How To Automate Your Statistical Data Analysis

#python #machinelearning #computerscience

During my university studies, I attended a course named Statistical Data Analysis. I was excited about this course because it taught me all the basic statistical analysis methods such as (non-)linear regression, ANOVA, MANOVA, LDA, PCA, etc. However, I never learned about the business application of these methods. During the course, we worked with several examples. Still, all the samples were CSV datasets, mainly from Kaggle. I wondered how I could perform some statistical analysis over a database such as Postgres and automate it by creating a pipeline, trying all possible combinations of columns, yielding a result saying which models are better than others. Years passed by, and now I am here to present you with my proof of concept of statistical data analysis automation.

What Statistical Method Will Be Automated?

For my proof of concept, I chose to automate linear regression. I decided on linear regression because I consider this method an entry point to statistical data analysis. Since linear regression has assumptions, I can easily demonstrate how I imagine sorted models from the best to the worst.

What Is Linear Regression, and What Are Its Assumptions?

Simple linear regression is a statistical method that models a relationship between two continuous variables, and if there are multiple variables, we call it multiple linear regression. The most straightforward approach for linear regression is ordinary least squares estimation.

We can extend ordinary least squares estimation with regularization. One of the most known regularizations are shrinkage methods (ridge, lasso). They are called shrinkage methods because they force estimated parameters to be shrunken towards zero, producing reduced variance.

Let's remind ourselves what the goal of the ordinary least squares estimation method is.

In the figure above, we can see points (red) in space and a line (black). We define residual (s values) as a distance between the predicted value and a point. The ordinary least squares estimation method aims to find the line (line coefficients – intercept and slope), which minimizes the sum of squared s.

In this article, I will consider four assumptions of linear regression. I cannot forget to mention that some method modifications are not that strict about assumptions and can demand them in a weaker form than standard linear regression.

The four assumptions for linear regression are:

Linearity
- the existence of a linear relationship between variables
Homoscedasticity
- constant variance – residuals are independent of the predictor variables
Independence
- residuals are independent of each other
Normality
- residuals are normally distributed

What Technologies Am I Going To Use?

I'm enthusiastic about Python, so my programming language of choice is evident.
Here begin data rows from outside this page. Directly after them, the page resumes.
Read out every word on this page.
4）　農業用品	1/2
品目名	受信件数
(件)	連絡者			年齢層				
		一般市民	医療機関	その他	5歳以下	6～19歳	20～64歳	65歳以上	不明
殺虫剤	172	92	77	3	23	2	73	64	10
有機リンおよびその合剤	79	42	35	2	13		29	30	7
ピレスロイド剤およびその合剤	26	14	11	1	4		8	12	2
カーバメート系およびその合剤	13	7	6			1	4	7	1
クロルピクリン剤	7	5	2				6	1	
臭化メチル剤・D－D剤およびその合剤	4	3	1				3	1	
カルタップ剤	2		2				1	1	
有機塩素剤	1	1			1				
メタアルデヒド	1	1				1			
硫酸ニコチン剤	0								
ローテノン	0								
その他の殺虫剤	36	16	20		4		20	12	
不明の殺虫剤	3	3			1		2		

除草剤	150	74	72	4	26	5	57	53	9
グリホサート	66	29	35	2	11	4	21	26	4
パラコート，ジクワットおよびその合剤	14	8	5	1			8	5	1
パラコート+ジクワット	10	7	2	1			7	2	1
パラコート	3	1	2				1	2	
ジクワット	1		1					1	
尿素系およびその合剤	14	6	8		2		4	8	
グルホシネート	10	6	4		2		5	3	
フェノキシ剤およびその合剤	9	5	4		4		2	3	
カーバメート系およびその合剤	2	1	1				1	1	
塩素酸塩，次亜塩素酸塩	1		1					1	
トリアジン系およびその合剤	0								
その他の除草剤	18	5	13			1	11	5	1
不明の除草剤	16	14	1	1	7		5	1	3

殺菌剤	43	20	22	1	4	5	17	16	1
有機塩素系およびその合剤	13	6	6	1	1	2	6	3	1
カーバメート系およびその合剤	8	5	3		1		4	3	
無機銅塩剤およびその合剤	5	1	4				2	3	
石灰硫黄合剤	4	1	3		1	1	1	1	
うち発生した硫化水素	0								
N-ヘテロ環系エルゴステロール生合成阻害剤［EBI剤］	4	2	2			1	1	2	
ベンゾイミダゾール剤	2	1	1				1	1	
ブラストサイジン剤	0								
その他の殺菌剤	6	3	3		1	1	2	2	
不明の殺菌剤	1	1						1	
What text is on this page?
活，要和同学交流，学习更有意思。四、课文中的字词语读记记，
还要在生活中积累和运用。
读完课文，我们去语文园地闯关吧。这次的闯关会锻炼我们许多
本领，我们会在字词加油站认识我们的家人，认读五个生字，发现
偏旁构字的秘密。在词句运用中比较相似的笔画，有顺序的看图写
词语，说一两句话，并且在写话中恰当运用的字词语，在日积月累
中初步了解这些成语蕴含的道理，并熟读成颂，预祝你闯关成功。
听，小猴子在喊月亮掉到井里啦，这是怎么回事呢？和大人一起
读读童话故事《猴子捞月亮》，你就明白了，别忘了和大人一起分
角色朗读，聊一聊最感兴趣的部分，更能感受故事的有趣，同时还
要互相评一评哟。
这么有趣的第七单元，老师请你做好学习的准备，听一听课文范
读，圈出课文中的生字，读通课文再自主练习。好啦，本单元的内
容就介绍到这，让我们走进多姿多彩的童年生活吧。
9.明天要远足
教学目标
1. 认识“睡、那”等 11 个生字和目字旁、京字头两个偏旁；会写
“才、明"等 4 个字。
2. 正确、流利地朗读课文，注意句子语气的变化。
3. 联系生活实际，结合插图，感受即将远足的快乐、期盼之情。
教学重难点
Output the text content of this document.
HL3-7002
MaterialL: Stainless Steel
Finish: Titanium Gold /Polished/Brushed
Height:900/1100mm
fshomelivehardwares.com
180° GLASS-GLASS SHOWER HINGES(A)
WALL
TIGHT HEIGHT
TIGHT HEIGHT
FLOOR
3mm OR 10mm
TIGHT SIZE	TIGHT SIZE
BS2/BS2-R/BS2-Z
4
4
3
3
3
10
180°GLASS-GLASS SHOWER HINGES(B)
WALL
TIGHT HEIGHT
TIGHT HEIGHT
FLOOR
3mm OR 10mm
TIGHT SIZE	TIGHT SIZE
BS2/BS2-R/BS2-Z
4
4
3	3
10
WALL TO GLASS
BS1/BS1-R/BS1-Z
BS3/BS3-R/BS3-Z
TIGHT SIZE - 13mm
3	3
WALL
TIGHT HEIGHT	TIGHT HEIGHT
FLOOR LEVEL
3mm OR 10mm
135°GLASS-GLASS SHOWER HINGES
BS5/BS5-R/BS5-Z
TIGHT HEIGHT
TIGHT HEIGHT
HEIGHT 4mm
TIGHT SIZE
I chose to use GoodData.CN – cloud-native analytics platform.

The reasons why I chose GoodData.CN are:

The logical data model (LDM) holds information about attributes, facts, datasets (tables), and their relationships.
Metrics – GoodData.CN allows users to create, store and reuse metrics. Metrics are aggregation functions that do not require any joins and adapt to the context, thanks to LDM.
GoodData's Python SDK allows me to work with LDM, metrics, and access data from GoodData.CN in Python pandas data frame.

An example of Logical Data Model

An example of a revenue metric containing another metric order amount showing that we can reuse metrics in other metrics.

The figure above shows an example of a pandas data frame containing attribute campaign name, fact price, and metric revenue.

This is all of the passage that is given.